Novamente, no final de 2005 e de 2006, essas centrais levaram milhares de trabalhadoras e trabalhadores, a imensa maioria de ônibus que partiam de diferentes pontos do Brasil, para realizar uma caminhada dos arredores de Brasília até a Esplanada dos Ministérios, reivindicando aumento real e uma política permanente de valorização do piso salarial brasileiro. A mobilização ficou conhecida como Marcha Nacional do Salário Mínimo.
Com uma fórmula de aumento anual elaborada com a ajuda do Dieese, após diversas rodadas de negociação entre as centrais, e com o apoio do então ministro do Trabalho, o ex-presidente da CUT Luiz Marinho, e do próprio presidente Lula, surge a partir da 3ª Marcha, em 2007, a aplicação prática da fórmula PIB + inflação = novo salário mínimo, que se tornaria lei em 2011.
Os aumentos passaram a ser antecipados em um mês, na comparação com os anos anteriores, até que se tornaram fixos a partir de 1º de janeiro, garantindo quatro meses com mais recursos para os trabalhadores do que o calendário tradicionalmente seguido desde 1940.
"Menor abandonado" é adotado de novo
A presidenta Dilma Rousseff seguiu aplicando a fórmula no primeiro e segundo mandatos. Após o impeachment, classificado como golpe por setores democráticos, o sucessor de Dilma foi obrigado a aplicar a fórmula em 2017, pois o aumento já estava dado antes que ele se sentasse à cadeira presidencial. No entanto, o processo foi abandonado nos anos seguintes e a revisão da política de valorização do salário mínimo, legalmente prevista para 2019, esquecida.
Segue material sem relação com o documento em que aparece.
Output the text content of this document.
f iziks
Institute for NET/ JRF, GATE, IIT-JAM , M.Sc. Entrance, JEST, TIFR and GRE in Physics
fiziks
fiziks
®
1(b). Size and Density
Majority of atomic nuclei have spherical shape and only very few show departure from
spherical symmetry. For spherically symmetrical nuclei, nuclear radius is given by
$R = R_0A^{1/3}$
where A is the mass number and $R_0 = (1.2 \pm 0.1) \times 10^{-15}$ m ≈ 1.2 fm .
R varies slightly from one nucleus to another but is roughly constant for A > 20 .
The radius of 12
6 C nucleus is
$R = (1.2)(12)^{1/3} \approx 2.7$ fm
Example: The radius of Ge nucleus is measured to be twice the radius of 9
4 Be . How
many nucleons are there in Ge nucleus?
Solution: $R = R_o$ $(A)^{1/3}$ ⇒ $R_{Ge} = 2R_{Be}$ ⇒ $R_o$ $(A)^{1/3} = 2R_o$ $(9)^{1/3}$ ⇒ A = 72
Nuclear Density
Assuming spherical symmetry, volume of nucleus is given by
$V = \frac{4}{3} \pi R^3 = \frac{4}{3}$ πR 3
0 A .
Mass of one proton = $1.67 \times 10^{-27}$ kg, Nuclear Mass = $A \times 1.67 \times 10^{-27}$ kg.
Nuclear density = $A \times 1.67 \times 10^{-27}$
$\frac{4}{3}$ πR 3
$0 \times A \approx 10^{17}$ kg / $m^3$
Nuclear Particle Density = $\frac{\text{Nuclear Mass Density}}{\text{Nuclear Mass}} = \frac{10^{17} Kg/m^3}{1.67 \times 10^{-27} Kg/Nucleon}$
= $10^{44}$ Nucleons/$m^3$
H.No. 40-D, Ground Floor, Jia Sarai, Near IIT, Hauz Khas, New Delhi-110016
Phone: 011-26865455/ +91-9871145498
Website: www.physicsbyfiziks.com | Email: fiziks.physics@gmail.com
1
Com o grupo instalado a partir de 2019 no Palácio do Planalto, o salário mínimo ficou estagnado. A volta de Lula à Presidência, em 2023, marcou a retomada da valorização do piso salarial nacional. Naquele primeiro ano do terceiro mandato, duas correções do valor, em janeiro e maio, garantiram aumento real. No ano seguinte, Lula retomou a fórmula adotada a partir de 2007.
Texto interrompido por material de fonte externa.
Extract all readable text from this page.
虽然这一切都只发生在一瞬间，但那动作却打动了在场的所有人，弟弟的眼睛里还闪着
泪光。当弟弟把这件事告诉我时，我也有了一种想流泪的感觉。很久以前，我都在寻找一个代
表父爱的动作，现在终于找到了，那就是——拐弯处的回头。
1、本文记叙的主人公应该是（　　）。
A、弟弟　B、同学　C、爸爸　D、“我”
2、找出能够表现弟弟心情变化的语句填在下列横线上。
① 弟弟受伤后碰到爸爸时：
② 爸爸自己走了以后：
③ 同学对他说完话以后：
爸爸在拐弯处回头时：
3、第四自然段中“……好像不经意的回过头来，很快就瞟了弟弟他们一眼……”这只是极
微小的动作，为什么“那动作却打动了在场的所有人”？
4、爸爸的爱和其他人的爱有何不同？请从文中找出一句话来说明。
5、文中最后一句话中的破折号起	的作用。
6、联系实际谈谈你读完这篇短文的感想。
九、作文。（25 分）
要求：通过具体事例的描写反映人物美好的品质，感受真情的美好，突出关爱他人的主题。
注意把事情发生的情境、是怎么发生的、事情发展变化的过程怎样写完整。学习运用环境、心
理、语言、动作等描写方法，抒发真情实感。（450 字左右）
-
Chega-se, assim, ao retorno do "menor abandonado". Se o processo de valorização for, de fato, permanente, com respeito à lei, e com a ajuda de crescimento econômico e controle inflacionário, o salário mínimo pode experimentar, no longo prazo, o pleno cumprimento de seu preceito constitucional, de prover as necessidades de uma família.
A combinação do salário mínimo com políticas sociais de redistribuição de renda - como a recém-aprovada isenção do imposto de renda para quem ganha até R$ 5 mil por mês e diminuição das alíquotas até R$ 7.350 - pode, no longo prazo, consolidar a queda da pobreza e da extrema pobreza e, quiçá, ampliar seguidamente a renda média dos trabalhadores e trabalhadoras. O salário mínimo é uma referência para os reajustes salariais de todas as categorias profissionais e ainda determina a correção dos pisos previdenciários.
Há quem prefira apontar nessas combinações o "risco" de mais gasto público. Nenhum deles ganha salário mínimo.